Once the data was on a server – and remember, everyone’s data would be on the same server – we could start thinking about how to solve problems like longevity, file format security, and of course cross-referencing. It’s a lot easier to conserve and migrate data when it’s all homogenous. And it would be trivial (for someone) to write a piece of software that would spider the manuscript data pages, looking for cross-references to other manuscript data pages, and then link them in trees and networks that would help us to understand the relationships between the material texts themselves. Best of all, though, this data would continue to be available in a wiki-like space for other researchers to access, modify, and enhance, potentially forever.

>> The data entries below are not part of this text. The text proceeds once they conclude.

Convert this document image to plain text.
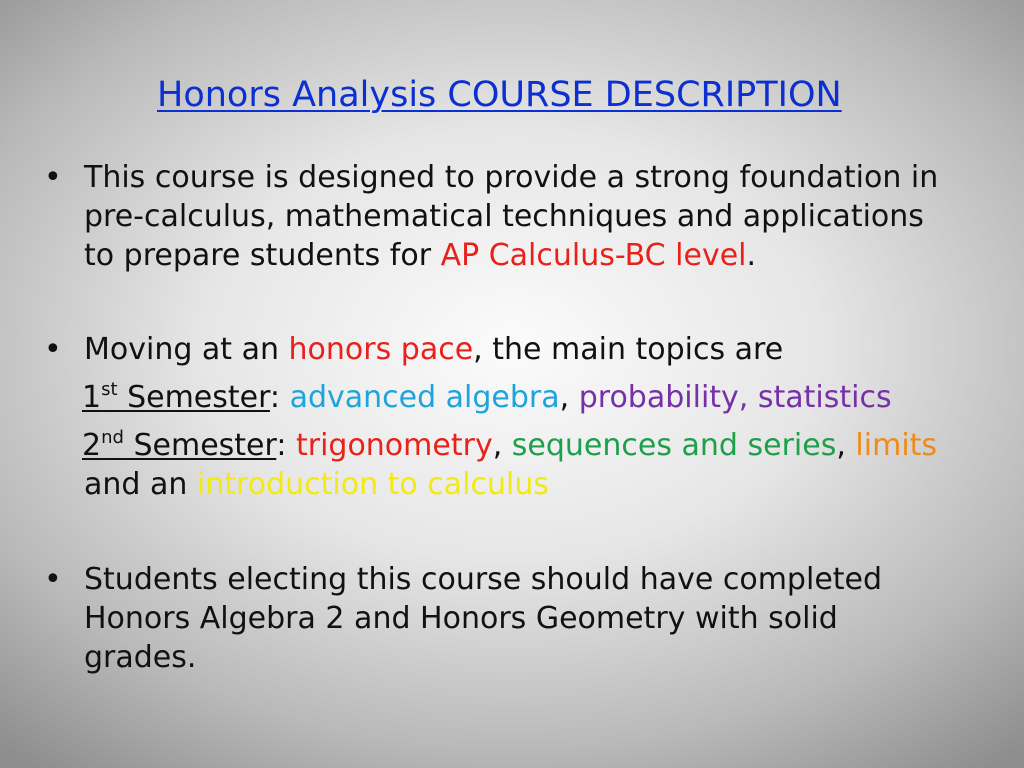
Honors Analysis COURSE DESCRIPTION
• This course is designed to provide a strong foundation in
pre-calculus, mathematical techniques and applications
to prepare students for AP Calculus-BC level.
• Moving at an honors pace, the main topics are
1st Semester: advanced algebra, probability, statistics
2nd Semester: trigonometry, sequences and series, limits
and an introduction to calculus
• Students electing this course should have completed
Honors Algebra 2 and Honors Geometry with solid
grades.
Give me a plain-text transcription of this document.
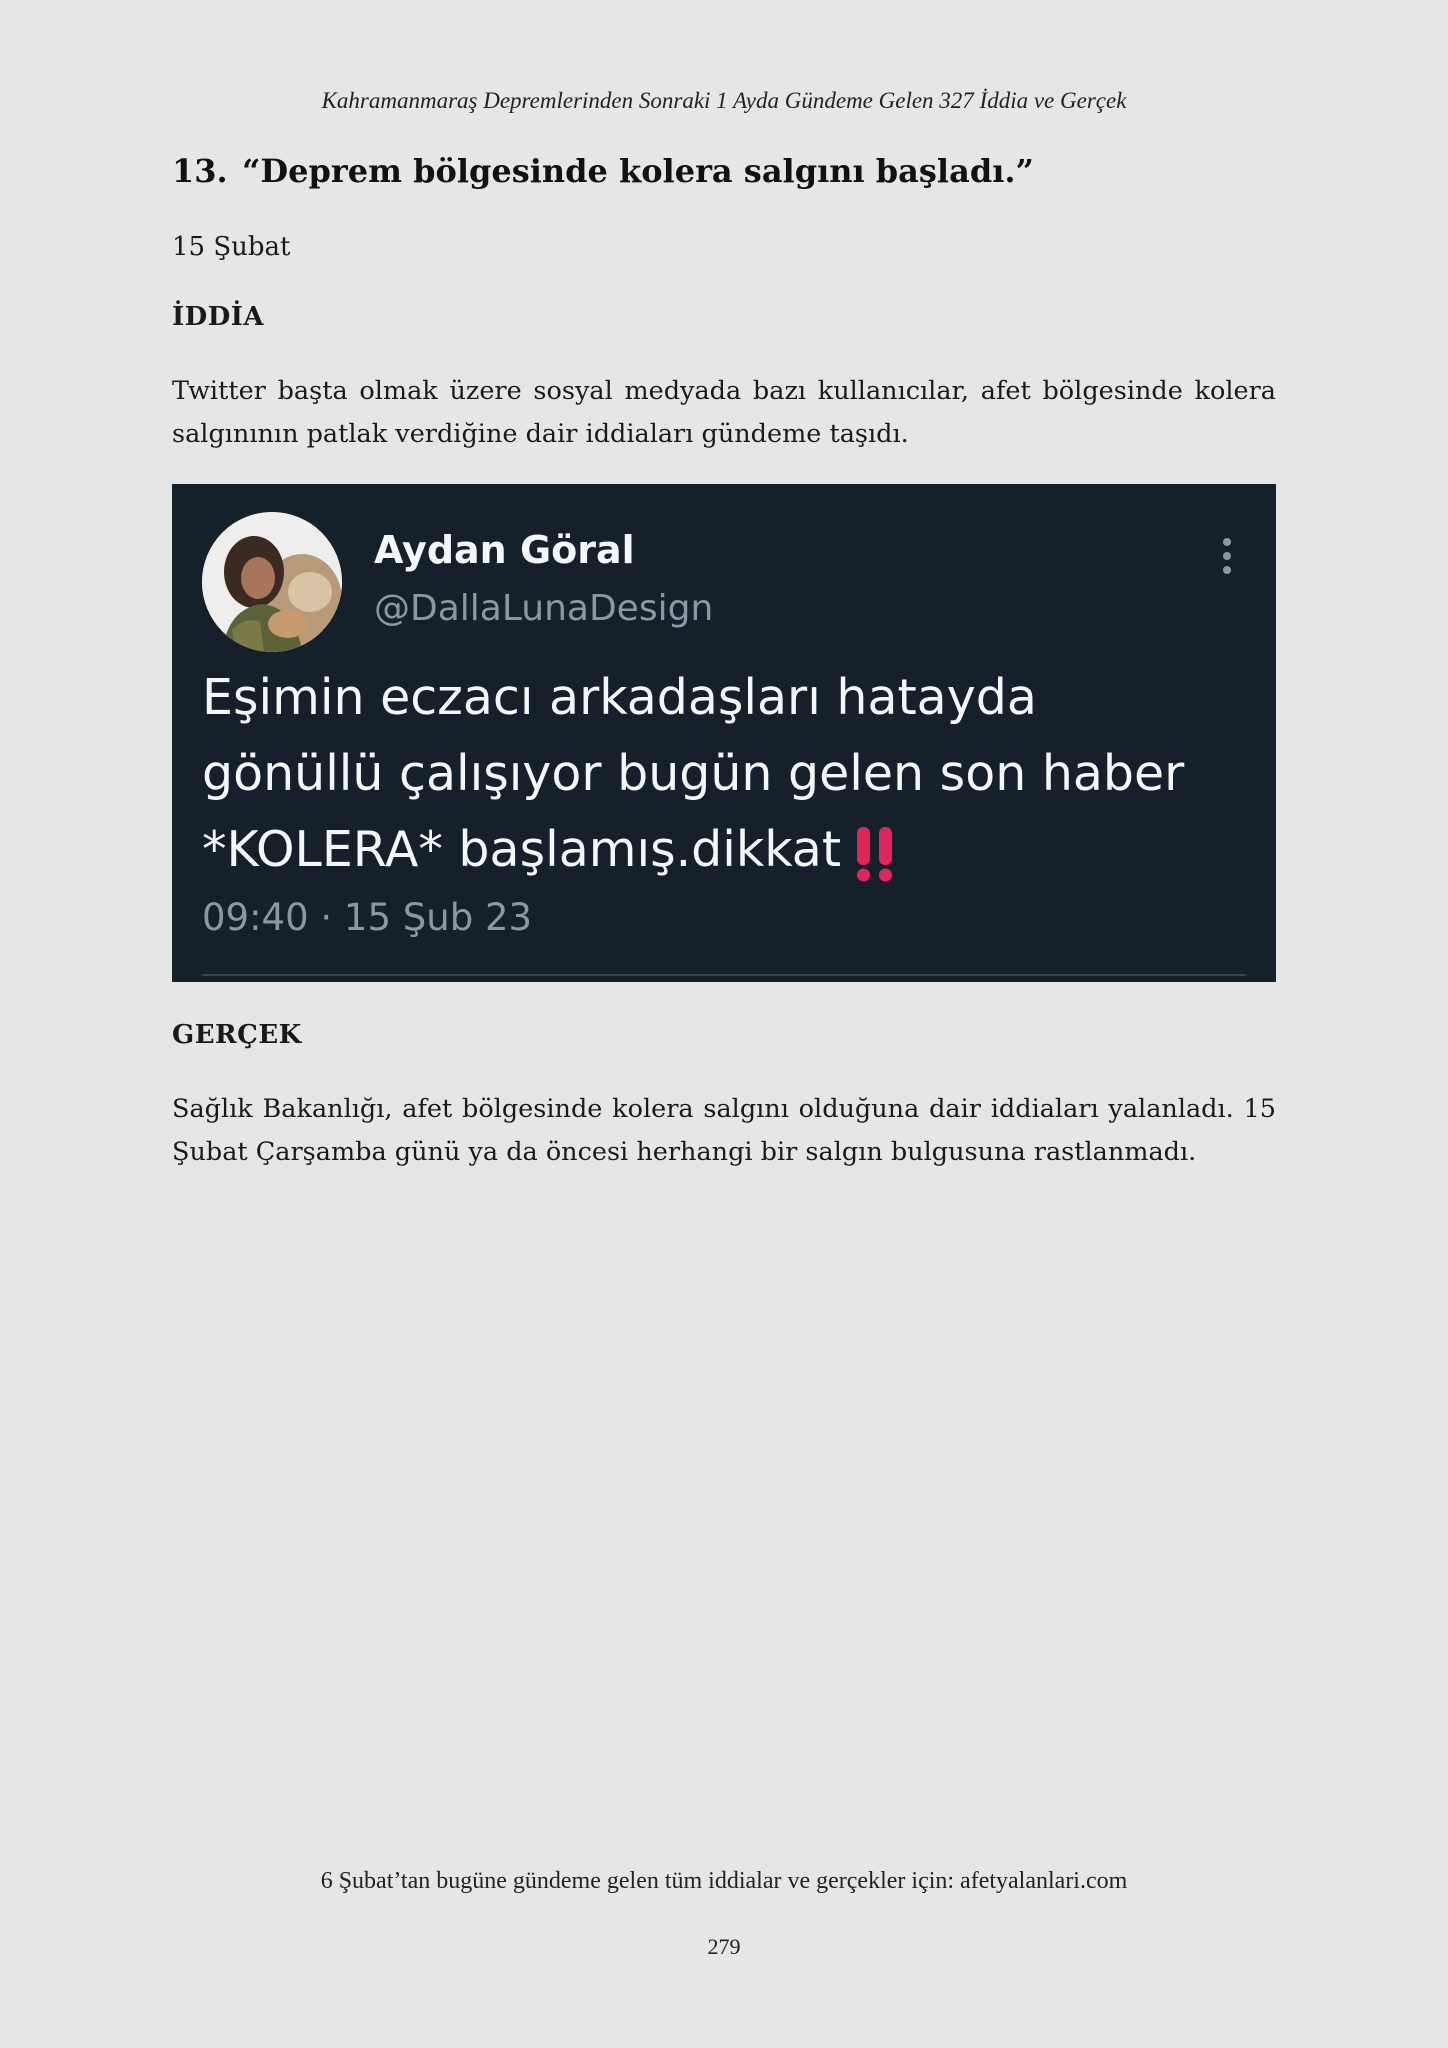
Kahramanmaraş Depremlerinden Sonraki 1 Ayda Gündeme Gelen 327 İddia ve Gerçek
13. “Deprem bölgesinde kolera salgını başladı.”
15 Şubat
İDDİA
Twitter başta olmak üzere sosyal medyada bazı kullanıcılar, afet bölgesinde kolera salgınının patlak verdiğine dair iddiaları gündeme taşıdı.
Aydan Göral
@DallaLunaDesign
Eşimin eczacı arkadaşları hatayda
gönüllü çalışıyor bugün gelen son haber
*KOLERA* başlamış.dikkat
09:40 · 15 Şub 23
GERÇEK
Sağlık Bakanlığı, afet bölgesinde kolera salgını olduğuna dair iddiaları yalanladı. 15 Şubat Çarşamba günü ya da öncesi herhangi bir salgın bulgusuna rastlanmadı.
6 Şubat’tan bugüne gündeme gelen tüm iddialar ve gerçekler için: afetyalanlari.com
279
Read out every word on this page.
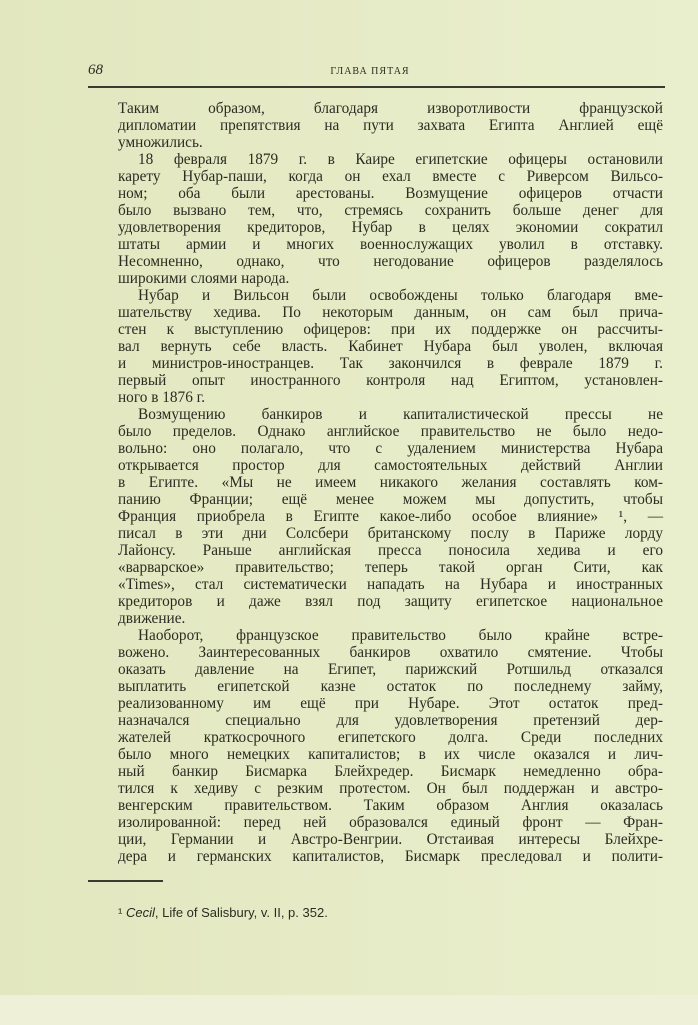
68	ГЛАВА ПЯТАЯ
Таким образом, благодаря изворотливости французской
дипломатии препятствия на пути захвата Египта Англией ещё
умножились.
18 февраля 1879 г. в Каире египетские офицеры остановили
карету Нубар-паши, когда он ехал вместе с Риверсом Вильсо-
ном; оба были арестованы. Возмущение офицеров отчасти
было вызвано тем, что, стремясь сохранить больше денег для
удовлетворения кредиторов, Нубар в целях экономии сократил
штаты армии и многих военнослужащих уволил в отставку.
Несомненно, однако, что негодование офицеров разделялось
широкими слоями народа.
Нубар и Вильсон были освобождены только благодаря вме-
шательству хедива. По некоторым данным, он сам был прича-
стен к выступлению офицеров: при их поддержке он рассчиты-
вал вернуть себе власть. Кабинет Нубара был уволен, включая
и министров-иностранцев. Так закончился в феврале 1879 г.
первый опыт иностранного контроля над Египтом, установлен-
ного в 1876 г.
Возмущению банкиров и капиталистической прессы не
было пределов. Однако английское правительство не было недо-
вольно: оно полагало, что с удалением министерства Нубара
открывается простор для самостоятельных действий Англии
в Египте. «Мы не имеем никакого желания составлять ком-
панию Франции; ещё менее можем мы допустить, чтобы
Франция приобрела в Египте какое-либо особое влияние» ¹, —
писал в эти дни Солсбери британскому послу в Париже лорду
Лайонсу. Раньше английская пресса поносила хедива и его
«варварское» правительство; теперь такой орган Сити, как
«Times», стал систематически нападать на Нубара и иностранных
кредиторов и даже взял под защиту египетское национальное
движение.
Наоборот, французское правительство было крайне встре-
вожено. Заинтересованных банкиров охватило смятение. Чтобы
оказать давление на Египет, парижский Ротшильд отказался
выплатить египетской казне остаток по последнему займу,
реализованному им ещё при Нубаре. Этот остаток пред-
назначался специально для удовлетворения претензий дер-
жателей краткосрочного египетского долга. Среди последних
было много немецких капиталистов; в их числе оказался и лич-
ный банкир Бисмарка Блейхредер. Бисмарк немедленно обра-
тился к хедиву с резким протестом. Он был поддержан и австро-
венгерским правительством. Таким образом Англия оказалась
изолированной: перед ней образовался единый фронт — Фран-
ции, Германии и Австро-Венгрии. Отстаивая интересы Блейхре-
дера и германских капиталистов, Бисмарк преследовал и полити-
¹ Cecil, Life of Salisbury, v. II, p. 352.
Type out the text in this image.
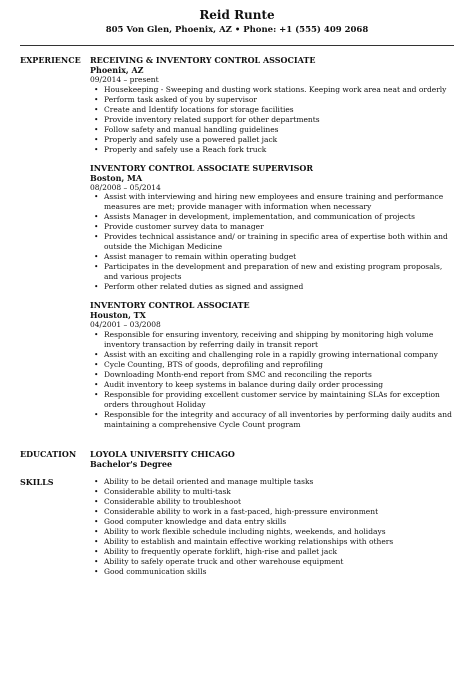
Reid Runte
805 Von Glen, Phoenix, AZ • Phone: +1 (555) 409 2068
EXPERIENCE RECEIVING & INVENTORY CONTROL ASSOCIATE
Phoenix, AZ
09/2014 – present
• Housekeeping - Sweeping and dusting work stations. Keeping work area neat and orderly
• Perform task asked of you by supervisor
• Create and Identify locations for storage facilities
• Provide inventory related support for other departments
• Follow safety and manual handling guidelines
• Properly and safely use a powered pallet jack
• Properly and safely use a Reach fork truck
INVENTORY CONTROL ASSOCIATE SUPERVISOR
Boston, MA
08/2008 – 05/2014
• Assist with interviewing and hiring new employees and ensure training and performance measures are met; provide manager with information when necessary
• Assists Manager in development, implementation, and communication of projects
• Provide customer survey data to manager
• Provides technical assistance and/ or training in specific area of expertise both within and outside the Michigan Medicine
• Assist manager to remain within operating budget
• Participates in the development and preparation of new and existing program proposals, and various projects
• Perform other related duties as signed and assigned
INVENTORY CONTROL ASSOCIATE
Houston, TX
04/2001 – 03/2008
• Responsible for ensuring inventory, receiving and shipping by monitoring high volume inventory transaction by referring daily in transit report
• Assist with an exciting and challenging role in a rapidly growing international company
• Cycle Counting, BTS of goods, deprofiling and reprofiling
• Downloading Month-end report from SMC and reconciling the reports
• Audit inventory to keep systems in balance during daily order processing
• Responsible for providing excellent customer service by maintaining SLAs for exception orders throughout Holiday
• Responsible for the integrity and accuracy of all inventories by performing daily audits and maintaining a comprehensive Cycle Count program
EDUCATION	LOYOLA UNIVERSITY CHICAGO
Bachelor's Degree
SKILLS
•	Ability to be detail oriented and manage multiple tasks
• Considerable ability to multi-task
• Considerable ability to troubleshoot
• Considerable ability to work in a fast-paced, high-pressure environment
• Good computer knowledge and data entry skills
• Ability to work flexible schedule including nights, weekends, and holidays
• Ability to establish and maintain effective working relationships with others
• Ability to frequently operate forklift, high-rise and pallet jack
• Ability to safely operate truck and other warehouse equipment
• Good communication skills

The Tales of things project gives us a tiny peek at what a decentralized library cataloguing environment could look like – or perhaps it would be better to call it a hyper-centralized cataloguing environment, one in which all library collections could be virtually federated, and the historical connections between their associated (but till now sundered) items and collections mapped, and in some sense restored. It allows us to see how the knowledge-moments of individual researchers could, through tagging, join the corpus of scholarly publication and become part of the enduring scholarly record – but a record that could evolve more organically than authored publications will ever allow.